Calculated thermodynamics of reactions involving NO+·X complexes (where X = H2O, N2 and CO2) Original Research Article

Ab initio calculations using Møller-Plesset perturbation theory to the second and fourth orders have been performed on the NO+·X complexes (X = H2O, N2 and CO2). Optimised geometries (giving rotational constants) and vibrational frequencies as well as computed total energies have been used to calculate enthalpies, entropies and Gibbs free energies for the complexing reactions and ligand-switching reactions between the three molecular complexes. The results obtained have been compared with experimental values, where available. Although ab initio molecular orbital calculations have previously been performed on these NO+ complexes, minimum energy structures for X = N2 and CO2 have only been determined using methods which did not include electron correlation and there has been no study in which all three complexes were examined using the same computational method. In this work, a relatively cost-effective computational approach has been developed which allows reliable thermodynamic quantities associated with all three complexes to be calculated. The following thermodynamic values are recommended for the association reaction NO+ + X → NO+·X: ΔH298 = −18.3, −4.6 and −8.8 kcal mol−1 and ΔS298 = −23.6, −19.6 and −20.2 cal mol−1 K−1, for X = H2O, N2 and CO2, respectively.
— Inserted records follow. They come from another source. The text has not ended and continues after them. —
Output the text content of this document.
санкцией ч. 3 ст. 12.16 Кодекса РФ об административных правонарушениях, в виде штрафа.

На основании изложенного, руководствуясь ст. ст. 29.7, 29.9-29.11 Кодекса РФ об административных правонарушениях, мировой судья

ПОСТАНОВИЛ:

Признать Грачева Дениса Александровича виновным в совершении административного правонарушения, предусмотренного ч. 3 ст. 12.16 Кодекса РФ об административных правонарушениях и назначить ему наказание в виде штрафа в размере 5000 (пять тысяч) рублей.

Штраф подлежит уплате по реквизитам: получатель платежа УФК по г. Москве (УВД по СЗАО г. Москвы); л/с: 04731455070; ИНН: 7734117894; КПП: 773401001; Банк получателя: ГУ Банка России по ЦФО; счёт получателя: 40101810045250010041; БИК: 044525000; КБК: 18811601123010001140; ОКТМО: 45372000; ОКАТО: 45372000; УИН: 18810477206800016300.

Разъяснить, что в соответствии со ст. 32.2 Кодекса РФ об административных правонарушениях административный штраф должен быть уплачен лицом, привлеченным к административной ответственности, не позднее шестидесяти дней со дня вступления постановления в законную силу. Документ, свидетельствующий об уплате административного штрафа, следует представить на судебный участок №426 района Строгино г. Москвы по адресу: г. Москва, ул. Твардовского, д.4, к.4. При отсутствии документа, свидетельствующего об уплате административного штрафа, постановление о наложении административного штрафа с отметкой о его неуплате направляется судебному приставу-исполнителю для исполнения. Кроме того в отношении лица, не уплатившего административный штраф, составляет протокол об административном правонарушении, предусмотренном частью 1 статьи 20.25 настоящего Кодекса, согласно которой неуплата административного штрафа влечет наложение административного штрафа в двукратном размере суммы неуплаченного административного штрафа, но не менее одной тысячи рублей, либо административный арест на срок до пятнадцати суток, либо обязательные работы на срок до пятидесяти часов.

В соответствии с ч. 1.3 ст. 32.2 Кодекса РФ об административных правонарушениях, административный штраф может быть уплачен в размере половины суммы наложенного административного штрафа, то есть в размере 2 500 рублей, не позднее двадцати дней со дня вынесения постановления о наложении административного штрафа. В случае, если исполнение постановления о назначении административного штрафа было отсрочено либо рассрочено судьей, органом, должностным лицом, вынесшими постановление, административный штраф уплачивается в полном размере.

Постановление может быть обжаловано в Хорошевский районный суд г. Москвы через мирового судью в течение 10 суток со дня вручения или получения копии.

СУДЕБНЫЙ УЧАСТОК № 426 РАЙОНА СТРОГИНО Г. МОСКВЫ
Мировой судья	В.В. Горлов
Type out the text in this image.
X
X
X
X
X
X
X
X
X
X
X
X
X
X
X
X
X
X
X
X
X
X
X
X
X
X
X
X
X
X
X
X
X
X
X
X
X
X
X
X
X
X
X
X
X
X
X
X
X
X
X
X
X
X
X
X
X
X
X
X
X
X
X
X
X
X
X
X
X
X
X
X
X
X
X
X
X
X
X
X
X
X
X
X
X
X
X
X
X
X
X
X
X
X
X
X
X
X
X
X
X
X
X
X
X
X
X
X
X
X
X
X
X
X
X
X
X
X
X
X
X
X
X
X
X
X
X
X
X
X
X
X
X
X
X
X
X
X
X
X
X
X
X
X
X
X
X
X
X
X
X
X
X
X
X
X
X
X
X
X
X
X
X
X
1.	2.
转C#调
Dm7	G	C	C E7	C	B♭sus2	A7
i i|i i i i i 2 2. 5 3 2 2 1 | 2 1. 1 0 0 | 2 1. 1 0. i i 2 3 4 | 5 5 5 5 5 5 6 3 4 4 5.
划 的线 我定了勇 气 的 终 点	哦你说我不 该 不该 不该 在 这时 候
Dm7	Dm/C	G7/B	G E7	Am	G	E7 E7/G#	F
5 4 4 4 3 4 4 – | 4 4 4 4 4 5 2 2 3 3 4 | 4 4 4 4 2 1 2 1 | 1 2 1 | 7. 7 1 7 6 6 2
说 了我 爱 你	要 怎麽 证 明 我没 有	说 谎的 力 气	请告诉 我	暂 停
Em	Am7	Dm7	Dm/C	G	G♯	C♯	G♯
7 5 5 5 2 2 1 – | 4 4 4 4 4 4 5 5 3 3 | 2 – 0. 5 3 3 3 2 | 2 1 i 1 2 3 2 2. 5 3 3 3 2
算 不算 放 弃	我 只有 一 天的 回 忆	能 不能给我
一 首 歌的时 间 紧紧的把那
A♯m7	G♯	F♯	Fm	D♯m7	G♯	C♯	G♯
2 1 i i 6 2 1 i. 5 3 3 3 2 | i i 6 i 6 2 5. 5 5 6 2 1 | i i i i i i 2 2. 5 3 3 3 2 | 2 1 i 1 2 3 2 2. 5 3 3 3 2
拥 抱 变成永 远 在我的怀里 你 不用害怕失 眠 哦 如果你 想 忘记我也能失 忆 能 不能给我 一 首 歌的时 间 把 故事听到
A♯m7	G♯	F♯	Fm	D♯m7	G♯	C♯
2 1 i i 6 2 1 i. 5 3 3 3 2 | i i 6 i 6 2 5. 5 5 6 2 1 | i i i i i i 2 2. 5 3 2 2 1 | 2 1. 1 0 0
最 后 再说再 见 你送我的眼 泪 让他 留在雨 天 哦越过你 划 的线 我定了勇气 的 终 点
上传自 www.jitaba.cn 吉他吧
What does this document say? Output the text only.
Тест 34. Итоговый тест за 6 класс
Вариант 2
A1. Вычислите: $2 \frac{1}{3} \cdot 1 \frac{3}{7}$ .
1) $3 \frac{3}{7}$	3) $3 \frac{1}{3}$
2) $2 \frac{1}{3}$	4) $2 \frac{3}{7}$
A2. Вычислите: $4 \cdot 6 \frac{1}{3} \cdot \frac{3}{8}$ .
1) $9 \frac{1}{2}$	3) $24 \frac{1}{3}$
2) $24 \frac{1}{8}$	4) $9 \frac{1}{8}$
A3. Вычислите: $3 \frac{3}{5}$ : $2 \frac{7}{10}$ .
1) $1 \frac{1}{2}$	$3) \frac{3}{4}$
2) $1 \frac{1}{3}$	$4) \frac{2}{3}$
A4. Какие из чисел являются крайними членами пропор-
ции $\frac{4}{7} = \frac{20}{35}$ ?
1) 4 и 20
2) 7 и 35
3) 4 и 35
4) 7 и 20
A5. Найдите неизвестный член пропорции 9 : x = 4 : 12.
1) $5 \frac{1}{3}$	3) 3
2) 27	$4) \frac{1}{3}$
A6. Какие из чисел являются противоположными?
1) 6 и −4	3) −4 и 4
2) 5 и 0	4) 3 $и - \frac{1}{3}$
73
Also, for the first time, standard enthalpy and entropy changes are presented for ligand-switching reactions involving these complexes. Of note is that for the association reaction with X = N2, ΔG is positive at 298 K, but at temperatures typical of the ionosphere, ΔG is negative. The implications of the computed quantities to ionospheric chemistry and ion mobility mass spectrometric studies are briefly discussed. The structures of the complexes are viewed in terms of Lewis acid/base behaviour.